The camera had to determine the angle of rotation and give that number to the robot; however, negative values are hard to interpret in robotics, so it was important to specify where the zero angle was. When doing the camera angle, I would set one solitary bit and send it to the PLC. This bit was to determine negative or positive, (1 = positive, 0 = negative); then I would send the remaining data as the angle, all done in a single 32-bit DINT. It worked perfectly. The PLC would then interpret the data from the camera and calculate a number to send to the robot.
In my application, I only adjusted the y-axis of the robot; in your application, it may differ. The robot code was:
CALL PICKCALC ;
L P 500mm/sec FINE Offset,PR[191:CONV OFFSET]
The PICKCALC program was a separate subroutine in the robot, which took in the camera data from the PLC and applied math to produce an offset which then was sent to PR. When the robot reached this portion of the program, it would offset by that amount. Multiple offsets are available but harder to manipulate unless using more than one camera.
The most important, and probably surprising, difficulty of dealing with vision isn’t dealing directly with the technologies themselves; it is dealing with the lighting. I cannot stress this enough. When doing any vision application, a successful outcome is based on what the camera sees. Lines that are blurry or shadows or improperly focused parts will do nothing but fail and cause unwanted results. A good lens and proper lighting are the key.
Another key element that you asked about is scaling your object. Cognex has a scaling feature that will allow the camera to be calibrated to millimeters or inches. Just use a ruler and measure; then apply. It’s very simple. This will allow for proper handling of the part at the robot end-of-arm tooling (EOAT).

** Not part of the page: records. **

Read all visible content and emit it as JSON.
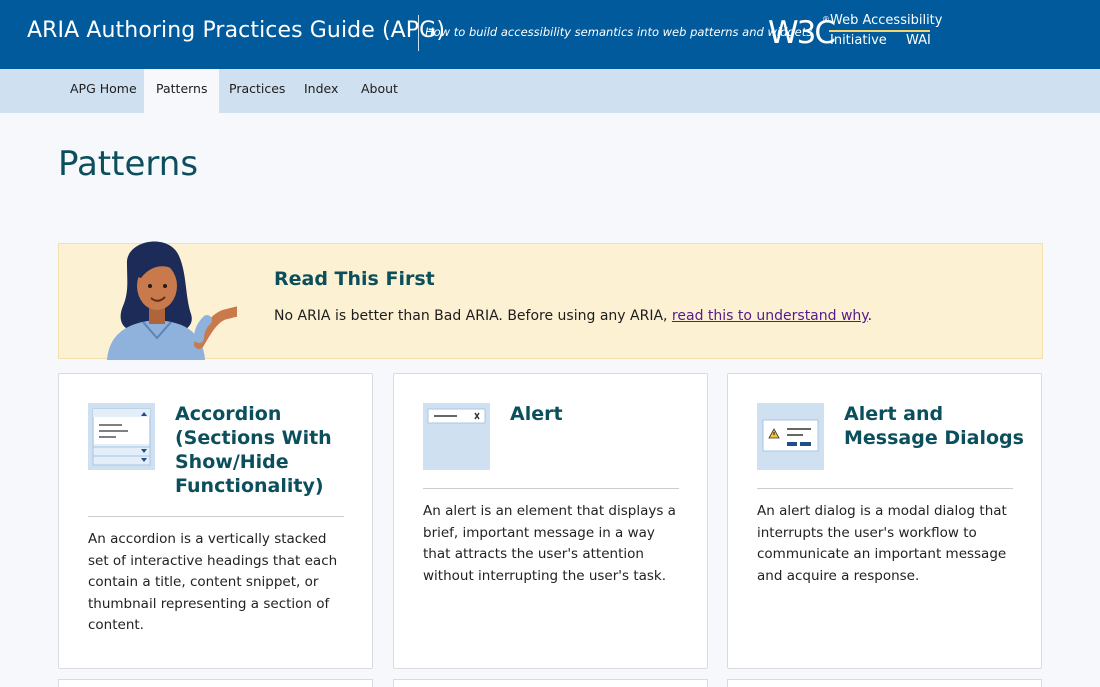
{
  "header": {
    "site_title": "ARIA Authoring Practices Guide (APG)",
    "tagline": "How to build accessibility semantics into web patterns and widgets",
    "logo_letters": "W3C",
    "wai_line1": "Web Accessibility",
    "wai_line2": "Initiative",
    "wai_abbr": "WAI",
    "bg_color": "#005a9c"
  },
  "nav": {
    "items": [
      {
        "label": "APG Home"
      },
      {
        "label": "Patterns",
        "active": true
      },
      {
        "label": "Practices"
      },
      {
        "label": "Index"
      },
      {
        "label": "About"
      }
    ]
  },
  "page": {
    "title": "Patterns"
  },
  "notice": {
    "title": "Read This First",
    "text": "No ARIA is better than Bad ARIA. Before using any ARIA, ",
    "link_text": "read this to understand why",
    "text_end": "."
  },
  "cards": [
    {
      "title_lines": [
        "Accordion",
        "(Sections With",
        "Show/Hide",
        "Functionality)"
      ],
      "icon": "accordion-icon",
      "desc_lines": [
        "An accordion is a vertically stacked",
        "set of interactive headings that each",
        "contain a title, content snippet, or",
        "thumbnail representing a section of",
        "content."
      ]
    },
    {
      "title_lines": [
        "Alert"
      ],
      "icon": "alert-icon",
      "desc_lines": [
        "An alert is an element that displays a",
        "brief, important message in a way",
        "that attracts the user's attention",
        "without interrupting the user's task."
      ]
    },
    {
      "title_lines": [
        "Alert and",
        "Message Dialogs"
      ],
      "icon": "alert-dialog-icon",
      "desc_lines": [
        "An alert dialog is a modal dialog that",
        "interrupts the user's workflow to",
        "communicate an important message",
        "and acquire a response."
      ]
    }
  ]
}
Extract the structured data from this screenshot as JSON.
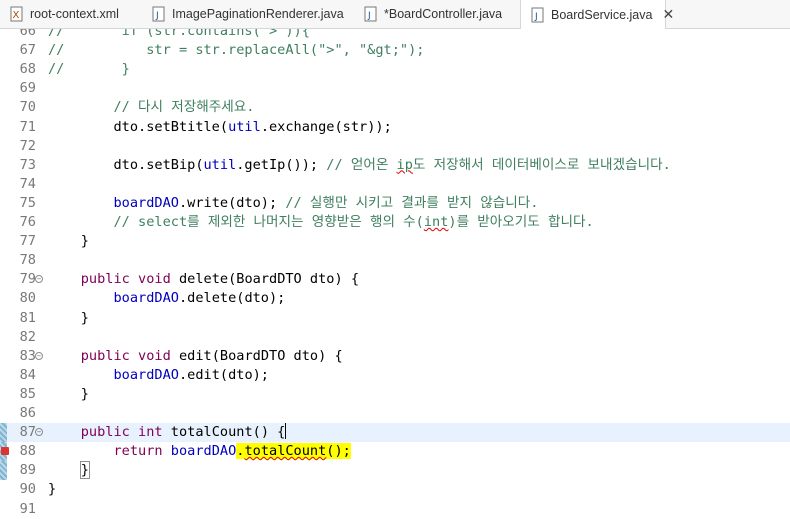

If you are able, try to schedule adequate time for research and development. I found that R&D was definitely needed when first attempting my project. I tried different lens filters with different lighting and different angles of approach to determine the best output. I found in some cases I had to build a box around the part to eliminate unwanted lighting (bay doors opening and closing or plant windows when the sun comes out).
If you have the time to get your hands on some of the cameras and technologies and set up a lab to do some experimenting, it will help you greatly with not just your implementation, but also in selecting your vision system and components.
All the research prior to jumping in made all the difference in the world. Once I had favorable results the process took off and worked very well.
That brings me to your final point about making it easy for operators and support personal to operate and adjust the vision systems. My experience was this: Too many hands spoil the cake.
What I mean by that is, as much as I wanted to make sure my system ran well, it was also imperative that only I programmed it and only I maintained it. Changes in the vision program were only done by me, not as job security, but simply due to the complexity of the system. Giving others access to the camera would have most likely caused issues for me. Now once you have the solution implemented and tested and running, there is no reason that, with diligent backups of the camera positions, documentation and adequate training for your support team, the burden for maintaining the system should fall only on you.